Today’s new-school-year reflection is from my friend Chicago Burbs Mom, whose daughter started kindergarten in late August.
Our daughter, J., is literate, confident, and friendly, but she officially meets criteria for “special needs”. She has significant motor-skill delays, and her senses get easily flooded. As a result, she’s not much of a group participant, although if she gets you cornered, you’ll hear about tulip species and insect life for the next hour.
We’re lucky to live in a small suburban district with decent funding for special ed. Still, my husband and I fretted about how our kid would fare when her teachers and classmates found out she can’t open juice boxes, trace shapes, or hold her balance in a chair. We sent her off to kindergarten in a pinafore dress and plastic barrettes, with bunny crackers and raisins for lunch. We felt the same pride and loss as all first-time kindergarten parents when the bus pulled away, and then we held our breath...
On August 25, the second day of school, I got a call from the teacher that started my cold sweats. She told me that my daughter had lost a barrette on the playground and had a thrashing, screaming fit requiring the social worker’s intervention. “Tantrums are very unusual at this age,” she said with a tinge of indictment. “If this continues, we may need to all meet and talk about this defiance.”
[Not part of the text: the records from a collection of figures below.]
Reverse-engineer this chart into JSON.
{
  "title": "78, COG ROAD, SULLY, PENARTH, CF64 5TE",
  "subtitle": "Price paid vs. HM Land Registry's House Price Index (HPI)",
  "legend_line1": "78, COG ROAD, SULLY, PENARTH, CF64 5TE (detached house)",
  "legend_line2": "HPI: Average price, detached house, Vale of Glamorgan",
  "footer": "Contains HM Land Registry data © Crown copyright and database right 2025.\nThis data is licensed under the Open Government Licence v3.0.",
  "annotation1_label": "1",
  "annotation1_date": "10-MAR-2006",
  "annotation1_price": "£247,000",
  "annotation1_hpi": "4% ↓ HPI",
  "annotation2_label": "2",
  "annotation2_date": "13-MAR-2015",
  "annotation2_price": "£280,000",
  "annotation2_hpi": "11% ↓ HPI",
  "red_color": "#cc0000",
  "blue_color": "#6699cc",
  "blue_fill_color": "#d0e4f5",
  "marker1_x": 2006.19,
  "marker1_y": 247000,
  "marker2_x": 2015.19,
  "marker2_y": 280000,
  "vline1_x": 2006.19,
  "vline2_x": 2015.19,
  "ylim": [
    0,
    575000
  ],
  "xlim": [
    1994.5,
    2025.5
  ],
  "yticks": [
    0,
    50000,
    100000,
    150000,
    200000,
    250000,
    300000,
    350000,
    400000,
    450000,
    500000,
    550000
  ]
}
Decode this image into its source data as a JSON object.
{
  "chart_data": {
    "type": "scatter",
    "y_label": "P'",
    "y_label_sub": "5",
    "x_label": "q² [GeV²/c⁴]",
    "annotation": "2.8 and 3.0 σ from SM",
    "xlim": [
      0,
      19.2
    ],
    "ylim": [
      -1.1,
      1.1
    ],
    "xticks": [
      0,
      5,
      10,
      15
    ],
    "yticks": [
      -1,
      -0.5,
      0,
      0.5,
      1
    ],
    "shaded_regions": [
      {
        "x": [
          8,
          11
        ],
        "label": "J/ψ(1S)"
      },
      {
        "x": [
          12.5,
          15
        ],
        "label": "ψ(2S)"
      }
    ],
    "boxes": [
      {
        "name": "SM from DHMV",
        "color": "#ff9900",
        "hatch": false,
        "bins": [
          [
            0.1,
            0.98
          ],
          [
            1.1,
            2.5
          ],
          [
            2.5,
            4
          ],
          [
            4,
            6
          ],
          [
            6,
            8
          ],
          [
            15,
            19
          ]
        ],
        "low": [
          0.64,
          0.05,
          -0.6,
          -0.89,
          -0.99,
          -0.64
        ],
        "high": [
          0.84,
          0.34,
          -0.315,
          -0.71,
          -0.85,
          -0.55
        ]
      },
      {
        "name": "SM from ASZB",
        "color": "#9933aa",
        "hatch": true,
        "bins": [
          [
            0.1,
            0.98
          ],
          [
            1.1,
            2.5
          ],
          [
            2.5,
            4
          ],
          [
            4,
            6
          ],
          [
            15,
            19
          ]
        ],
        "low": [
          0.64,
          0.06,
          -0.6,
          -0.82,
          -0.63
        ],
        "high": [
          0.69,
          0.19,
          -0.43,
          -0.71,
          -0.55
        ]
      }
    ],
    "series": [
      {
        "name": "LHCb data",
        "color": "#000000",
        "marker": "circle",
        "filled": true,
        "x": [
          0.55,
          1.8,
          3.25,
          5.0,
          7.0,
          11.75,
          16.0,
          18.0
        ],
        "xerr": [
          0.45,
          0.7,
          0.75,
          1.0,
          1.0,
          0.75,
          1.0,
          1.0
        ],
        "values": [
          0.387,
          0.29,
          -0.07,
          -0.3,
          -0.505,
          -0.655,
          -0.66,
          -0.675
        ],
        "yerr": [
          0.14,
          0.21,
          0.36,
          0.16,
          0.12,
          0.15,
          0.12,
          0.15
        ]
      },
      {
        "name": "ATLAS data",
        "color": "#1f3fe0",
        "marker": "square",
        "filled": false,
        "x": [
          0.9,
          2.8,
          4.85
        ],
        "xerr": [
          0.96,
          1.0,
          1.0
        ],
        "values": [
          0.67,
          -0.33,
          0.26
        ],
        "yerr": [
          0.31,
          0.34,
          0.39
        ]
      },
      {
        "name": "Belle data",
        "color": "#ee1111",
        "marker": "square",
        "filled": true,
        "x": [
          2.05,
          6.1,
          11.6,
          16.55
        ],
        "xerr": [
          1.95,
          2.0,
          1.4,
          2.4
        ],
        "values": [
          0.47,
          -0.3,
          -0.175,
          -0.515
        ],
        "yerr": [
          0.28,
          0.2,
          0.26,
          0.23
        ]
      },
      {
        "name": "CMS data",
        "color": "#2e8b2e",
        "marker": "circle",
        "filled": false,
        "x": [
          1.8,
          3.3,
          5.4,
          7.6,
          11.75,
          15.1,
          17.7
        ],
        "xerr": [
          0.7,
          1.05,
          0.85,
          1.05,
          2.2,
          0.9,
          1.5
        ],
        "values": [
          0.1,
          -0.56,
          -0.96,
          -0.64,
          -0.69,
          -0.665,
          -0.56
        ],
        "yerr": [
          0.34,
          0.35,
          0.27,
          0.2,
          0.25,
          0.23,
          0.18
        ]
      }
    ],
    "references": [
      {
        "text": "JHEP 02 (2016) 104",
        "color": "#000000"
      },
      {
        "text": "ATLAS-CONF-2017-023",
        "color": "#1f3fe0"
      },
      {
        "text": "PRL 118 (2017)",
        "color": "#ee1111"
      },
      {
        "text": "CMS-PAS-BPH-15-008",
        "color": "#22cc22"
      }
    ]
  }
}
Of course, I knew exactly what had happened. No one from the district had yet informed the teacher about J’s challenges, so for two days she had been asked to do things she can’t. And been chastised for wandering off. The missing barrette had pushed her to the brink. I don’t think my kid is the next Gandhi—she frequently lobbies for more sugar and less bedtime—but she’s also not a brat. She is like a crawfish boil: a little extra work to figure out, but tender inside.
Once I stopped sweating, I wrote the teacher a respectful email. I explained a few things about J’s disabilities, and how to make simple accommodations. I emphasized that we discipline our child at home, and that we have great respect for teachers (my mom and stepdad being two). I suggested a “count of 10" approach to tantrums.
Thank God, that email was the turning point. Once J’s teacher knew we were her allies, she was willing to bend the rules for J. There were no more tantrums, and suddenly my kid was enjoying school. The nervous diarrhea stopped. The teacher even reported to us one day that J. was “bright, delightful, and brings a lot of spunk to the group.”
When the psychologist called to set up an IEP meeting, she called J. “adorable.” That meeting won’t happen until October, so I’m grateful that in the meantime all of J’s teachers have the scoop on her challenges. I’m even more grateful they like her. The lunchroom staff is teaching her to open her own milk carton and cracker bag. For J’s part, she loves music and reading, and makes the best of recess by wandering the perimeter of the playground, inspecting weeds. She is making it, just fine.I can’t help but speculate about children with disabilities who don’t ever get diagnosed. Who live in districts with poor funding and crowded classrooms. Whose parents don’t have the resources to advocate for them, or even to understand what’s going on with them. Because it’s so easy for these kids to be misinterpreted as dumb, manipulative, or defiant. And that would make for a lousy kindergarten experience, indeed. I am grateful every morning that J. bounces down the street in her trademark rainbow leggings, knowing the bus will take her to a friendly place where she can be herself and learn to get along in the world. I wish that were true for every kid.
A version of this news article first appeared in the Early Years blog.